Continuing through October 3, 2015
If starting in a garage remains a classic origin story for a band or a business, growing up in a junkyard must be the parallel for a sculptor. Leonardo Drew spent his childhood playing in a dump near his family's home in Bridgeport, Connecticut, and created his first found object sculptures there. As a young artist in 1990's New York, Drew learned to polish — or rather, patina — flotsam and jetsam into sharp political weapons that cut to the heart of America's history and enduring struggles with race relations. New York Times critic Roberta Smith called Drew's densely textured installations featuring scrap metal and animal carcasses "an endless catastrophe seen from above."

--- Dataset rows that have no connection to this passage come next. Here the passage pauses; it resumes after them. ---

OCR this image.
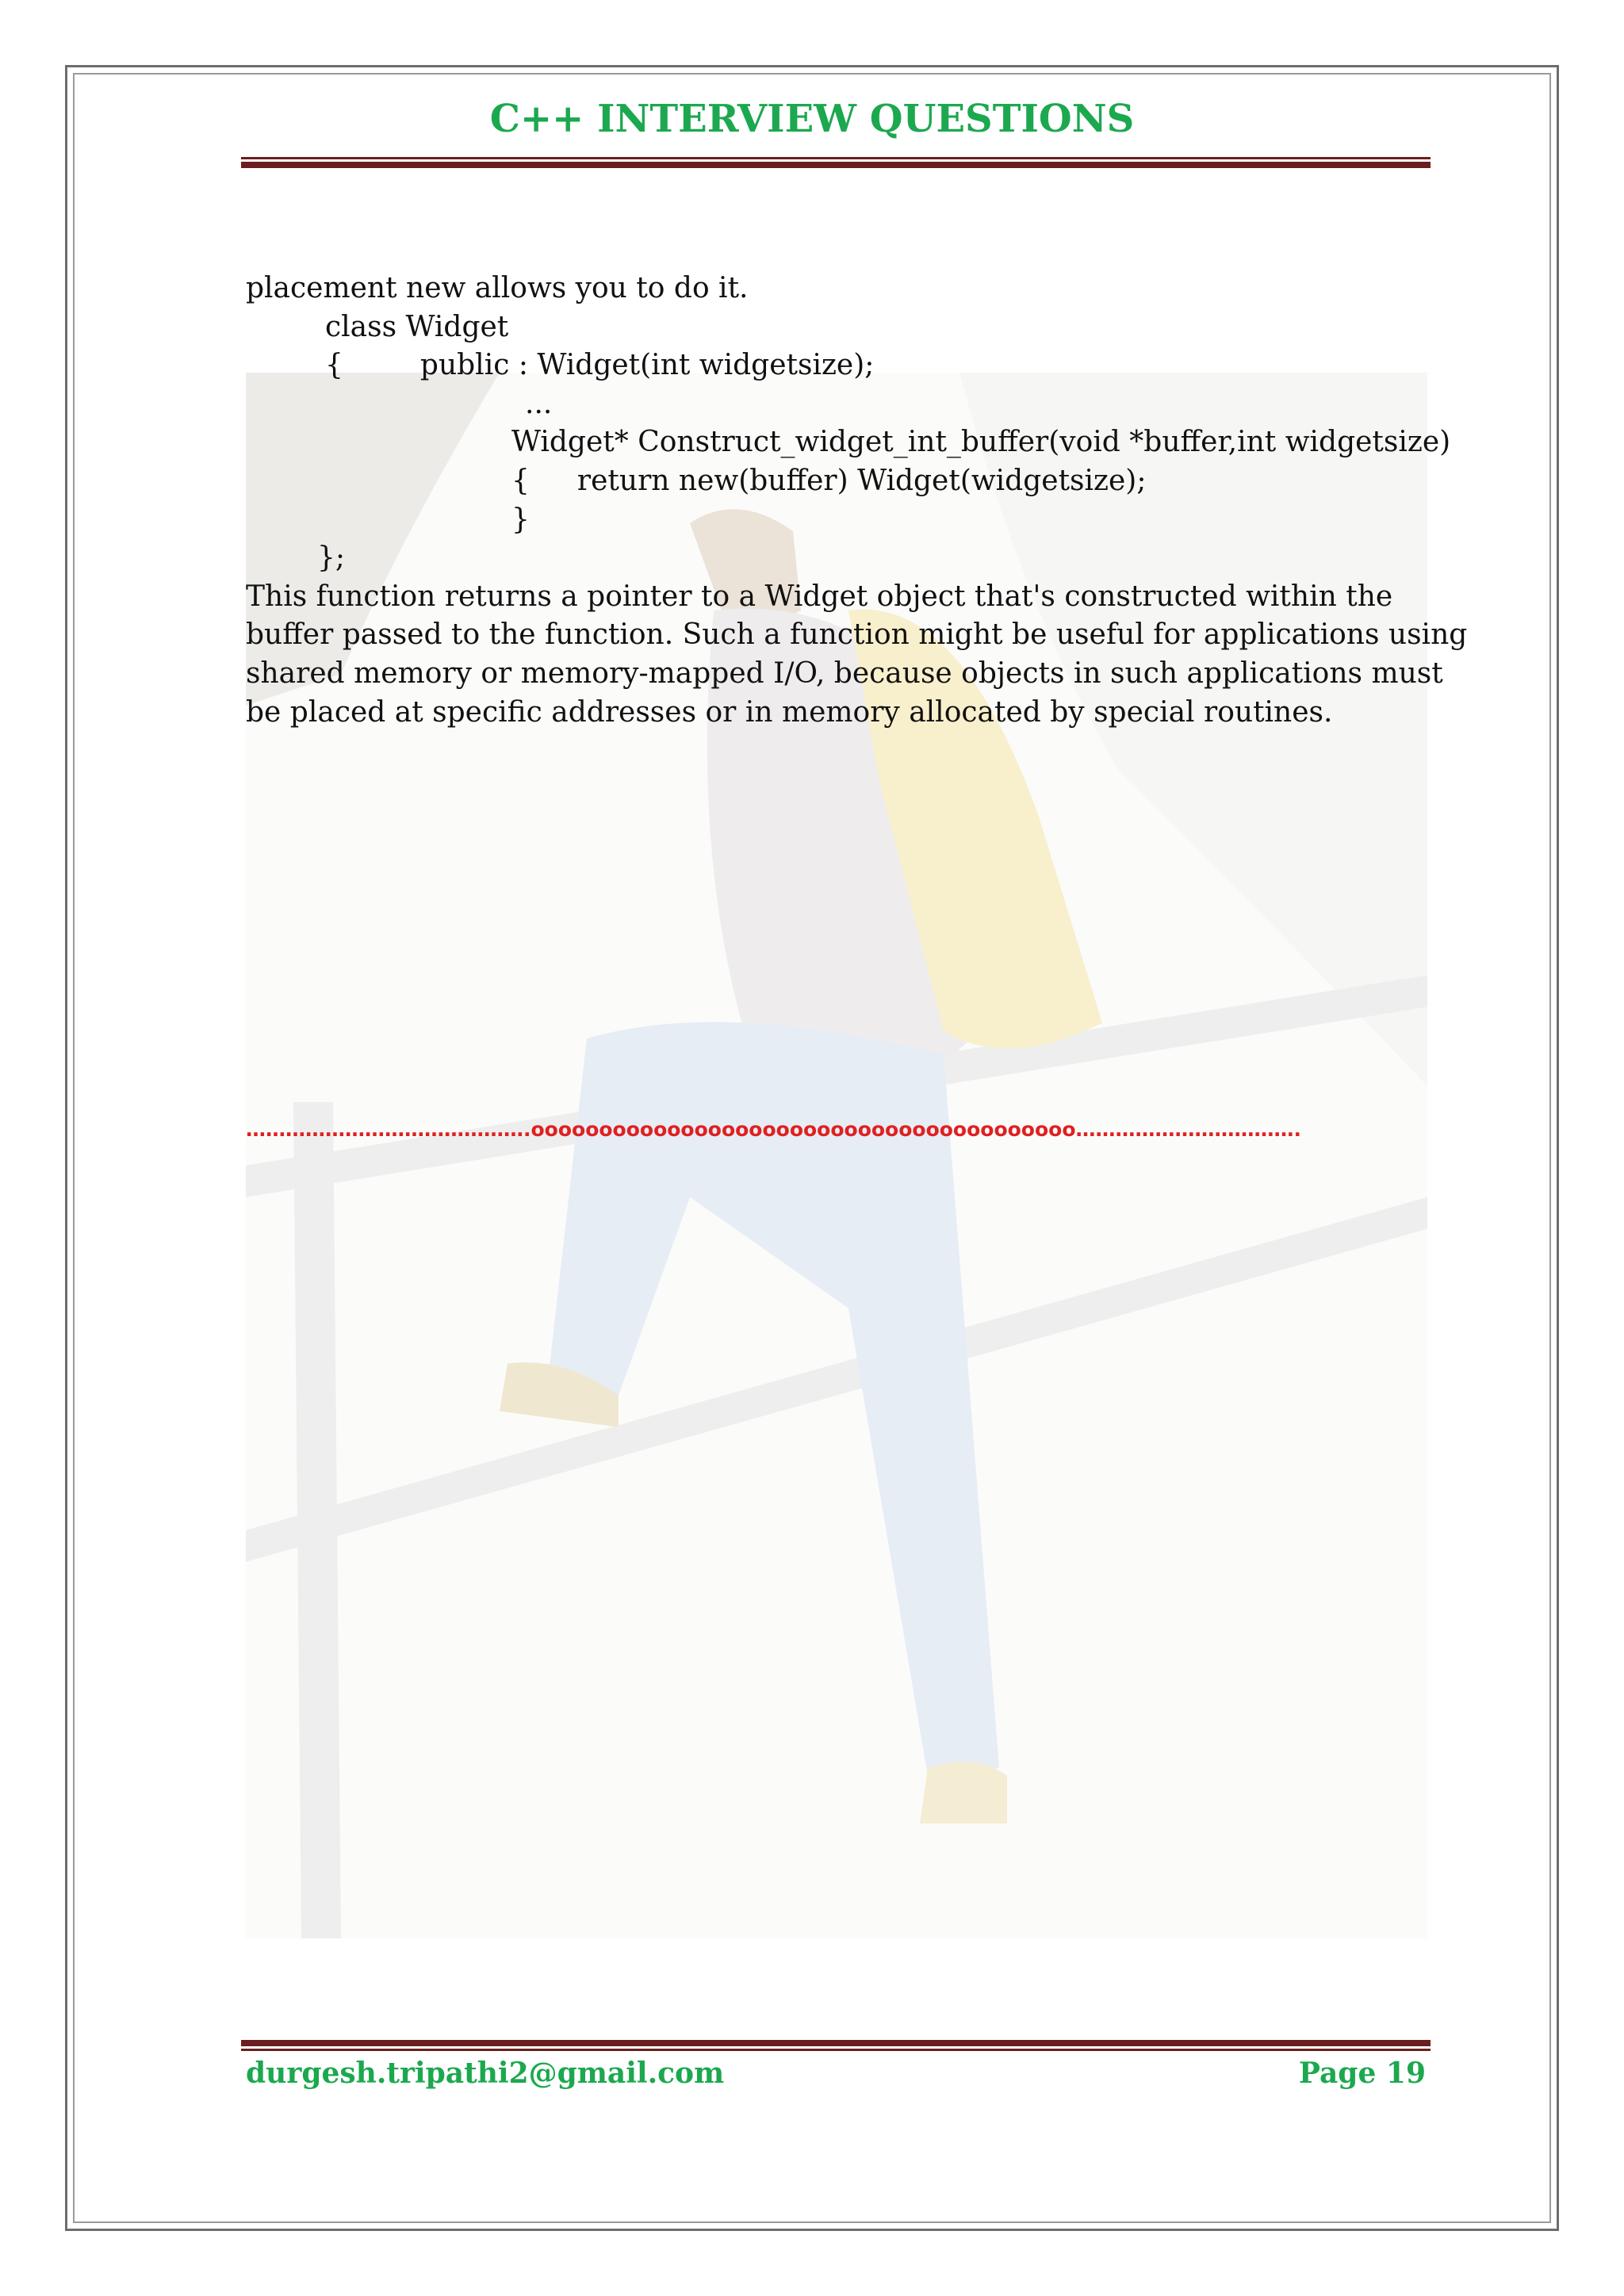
C++ INTERVIEW QUESTIONS
placement new allows you to do it.
class Widget
{	public : Widget(int widgetsize);
...
Widget* Construct_widget_int_buffer(void *buffer,int widgetsize)
{ return new(buffer) Widget(widgetsize);
}
};
This function returns a pointer to a Widget object that's constructed within the
buffer passed to the function. Such a function might be useful for applications using
shared memory or memory-mapped I/O, because objects in such applications must
be placed at specific addresses or in memory allocated by special routines.
…………………………………….oooooooooooooooooooooooooooooooooooooooo…………………………….
durgesh.tripathi2@gmail.com	Page 19
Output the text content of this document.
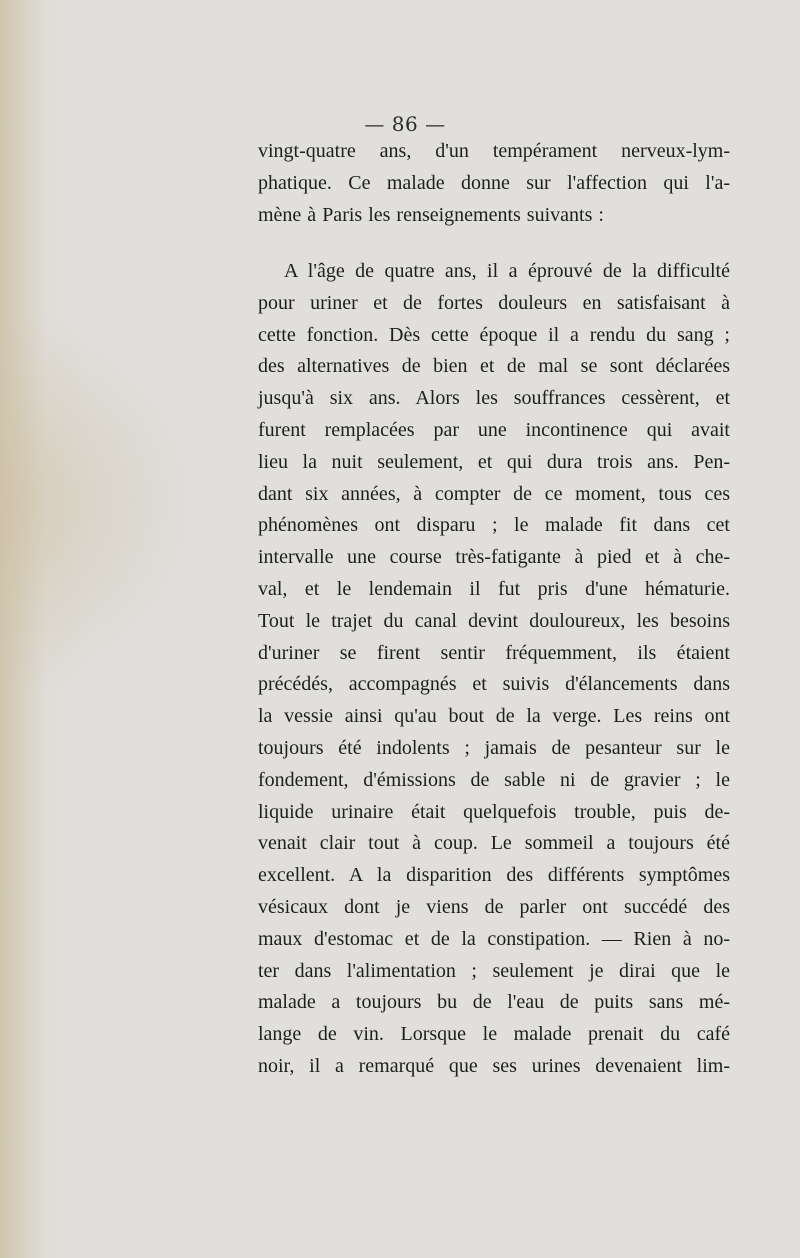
— 86 —
vingt-quatre ans, d'un tempérament nerveux-lym-
phatique. Ce malade donne sur l'affection qui l'a-
mène à Paris les renseignements suivants :
A l'âge de quatre ans, il a éprouvé de la difficulté
pour uriner et de fortes douleurs en satisfaisant à
cette fonction. Dès cette époque il a rendu du sang ;
des alternatives de bien et de mal se sont déclarées
jusqu'à six ans. Alors les souffrances cessèrent, et
furent remplacées par une incontinence qui avait
lieu la nuit seulement, et qui dura trois ans. Pen-
dant six années, à compter de ce moment, tous ces
phénomènes ont disparu ; le malade fit dans cet
intervalle une course très-fatigante à pied et à che-
val, et le lendemain il fut pris d'une hématurie.
Tout le trajet du canal devint douloureux, les besoins
d'uriner se firent sentir fréquemment, ils étaient
précédés, accompagnés et suivis d'élancements dans
la vessie ainsi qu'au bout de la verge. Les reins ont
toujours été indolents ; jamais de pesanteur sur le
fondement, d'émissions de sable ni de gravier ; le
liquide urinaire était quelquefois trouble, puis de-
venait clair tout à coup. Le sommeil a toujours été
excellent. A la disparition des différents symptômes
vésicaux dont je viens de parler ont succédé des
maux d'estomac et de la constipation. — Rien à no-
ter dans l'alimentation ; seulement je dirai que le
malade a toujours bu de l'eau de puits sans mé-
lange de vin. Lorsque le malade prenait du café
noir, il a remarqué que ses urines devenaient lim-
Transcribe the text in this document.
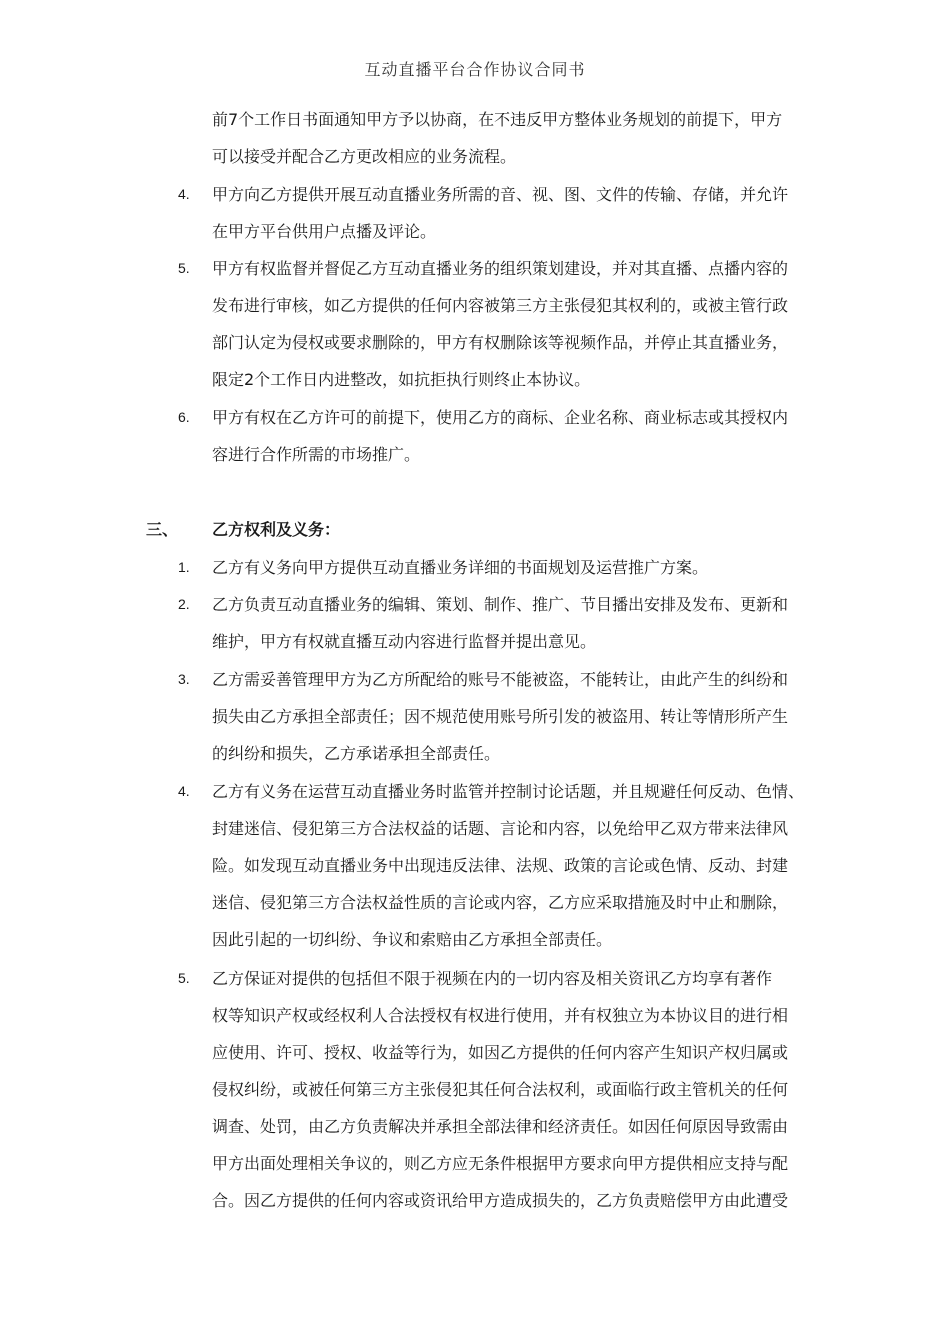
互动直播平台合作协议合同书
前7个工作日书面通知甲方予以协商，在不违反甲方整体业务规划的前提下，甲方
可以接受并配合乙方更改相应的业务流程。
4. 甲方向乙方提供开展互动直播业务所需的音、视、图、文件的传输、存储，并允许
在甲方平台供用户点播及评论。
5. 甲方有权监督并督促乙方互动直播业务的组织策划建设，并对其直播、点播内容的
发布进行审核，如乙方提供的任何内容被第三方主张侵犯其权利的，或被主管行政
部门认定为侵权或要求删除的，甲方有权删除该等视频作品，并停止其直播业务，
限定2个工作日内进整改，如抗拒执行则终止本协议。
6. 甲方有权在乙方许可的前提下，使用乙方的商标、企业名称、商业标志或其授权内
容进行合作所需的市场推广。
三、 乙方权利及义务：
1. 乙方有义务向甲方提供互动直播业务详细的书面规划及运营推广方案。
2. 乙方负责互动直播业务的编辑、策划、制作、推广、节目播出安排及发布、更新和
维护，甲方有权就直播互动内容进行监督并提出意见。
3. 乙方需妥善管理甲方为乙方所配给的账号不能被盗，不能转让，由此产生的纠纷和
损失由乙方承担全部责任；因不规范使用账号所引发的被盗用、转让等情形所产生
的纠纷和损失，乙方承诺承担全部责任。
4. 乙方有义务在运营互动直播业务时监管并控制讨论话题，并且规避任何反动、色情、
封建迷信、侵犯第三方合法权益的话题、言论和内容，以免给甲乙双方带来法律风
险。如发现互动直播业务中出现违反法律、法规、政策的言论或色情、反动、封建
迷信、侵犯第三方合法权益性质的言论或内容，乙方应采取措施及时中止和删除，
因此引起的一切纠纷、争议和索赔由乙方承担全部责任。
5. 乙方保证对提供的包括但不限于视频在内的一切内容及相关资讯乙方均享有著作
权等知识产权或经权利人合法授权有权进行使用，并有权独立为本协议目的进行相
应使用、许可、授权、收益等行为，如因乙方提供的任何内容产生知识产权归属或
侵权纠纷，或被任何第三方主张侵犯其任何合法权利，或面临行政主管机关的任何
调查、处罚，由乙方负责解决并承担全部法律和经济责任。如因任何原因导致需由
甲方出面处理相关争议的，则乙方应无条件根据甲方要求向甲方提供相应支持与配
合。因乙方提供的任何内容或资讯给甲方造成损失的，乙方负责赔偿甲方由此遭受
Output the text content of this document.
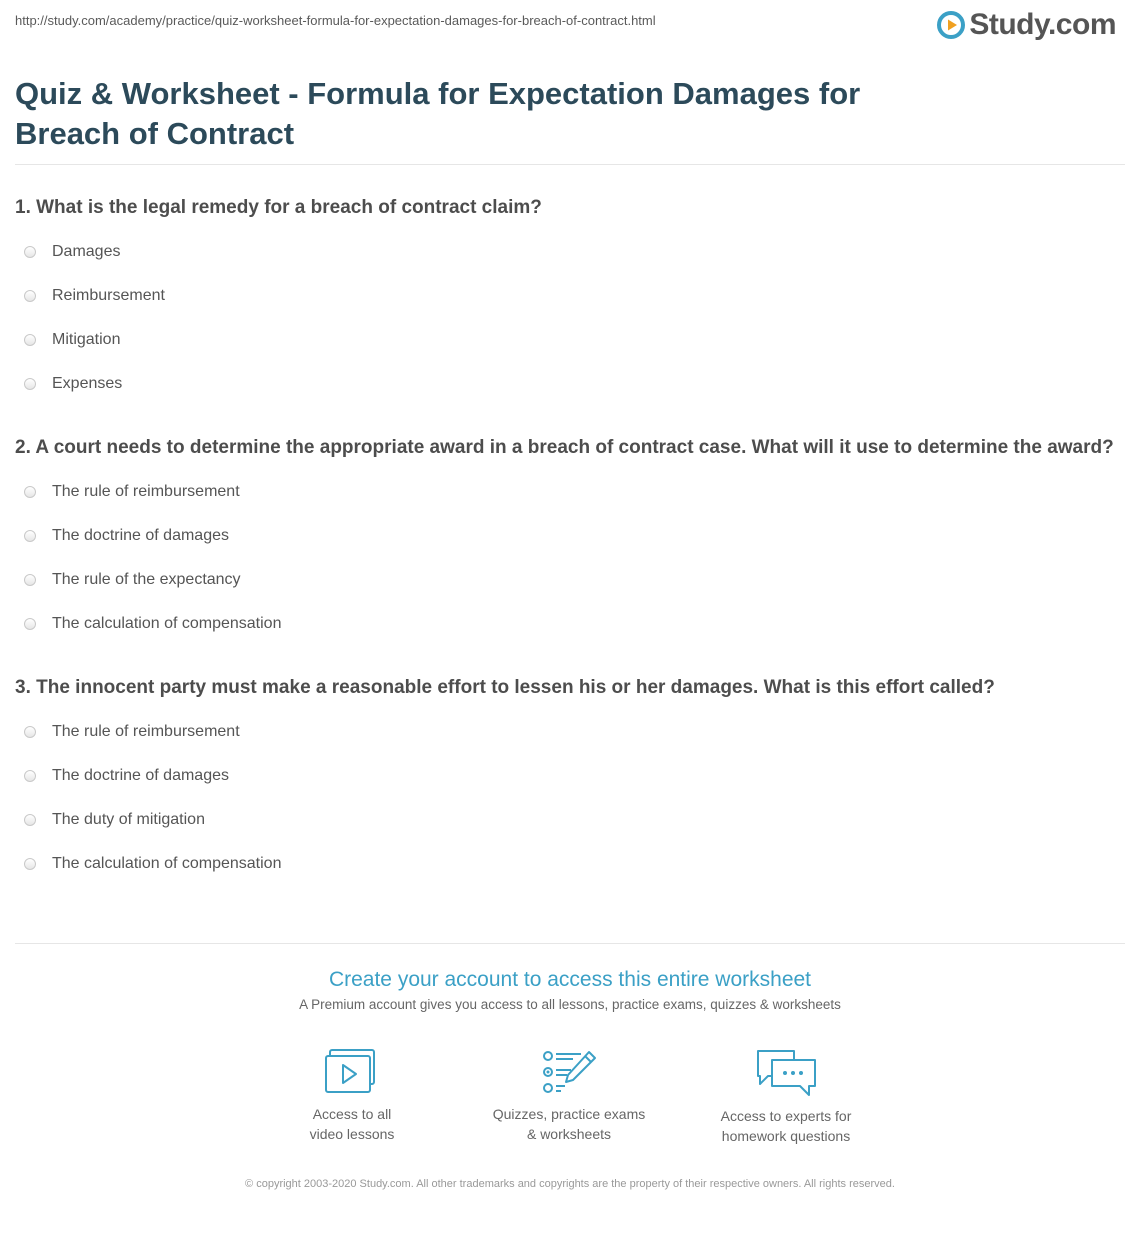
http://study.com/academy/practice/quiz-worksheet-formula-for-expectation-damages-for-breach-of-contract.html	Study.com
Quiz & Worksheet - Formula for Expectation Damages for Breach of Contract

1. What is the legal remedy for a breach of contract claim?

Damages
Reimbursement
Mitigation
Expenses

2. A court needs to determine the appropriate award in a breach of contract case. What will it use to determine the award?

The rule of reimbursement
The doctrine of damages
The rule of the expectancy
The calculation of compensation

3. The innocent party must make a reasonable effort to lessen his or her damages. What is this effort called?

The rule of reimbursement
The doctrine of damages
The duty of mitigation
The calculation of compensation
Create your account to access this entire worksheet
A Premium account gives you access to all lessons, practice exams, quizzes & worksheets
Access to all
video lessons
Quizzes, practice exams
& worksheets
Access to experts for
homework questions
© copyright 2003-2020 Study.com. All other trademarks and copyrights are the property of their respective owners. All rights reserved.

Drew's latest contribution to this growing legacy is on view at Site Santa Fe right now, as part of their “Unsuspected Possibilities” exhibition, and this concurrent show “Leonardo Drew: Paper” possesses all the physical grit but none of the exposition. Despite their glistening, deliciously fungal layers, these works on paper have neat labels: “11P,” “13P,” “38P.” Drew deploys a wide array of paper-making techniques, building up textures by embossing and casting cotton paper pulp, and applying earthy pigments by hand. It's disorienting at first to witness Drew's orchestrated chaos removed from its message, like being stabbed by a knife to discover, to one’s relief, that it's a stage prop. Here are all of the tools of a powerful artist-activist, built from mush instead of rusty steel. When the initial shock subsides, process comes to the forefront. A watercolor can give birth to an oil painting and a piece of cast paper that practically congeals from the wall is a suitable study for a sculpture made with sharper edges. This is some very fine rubbish.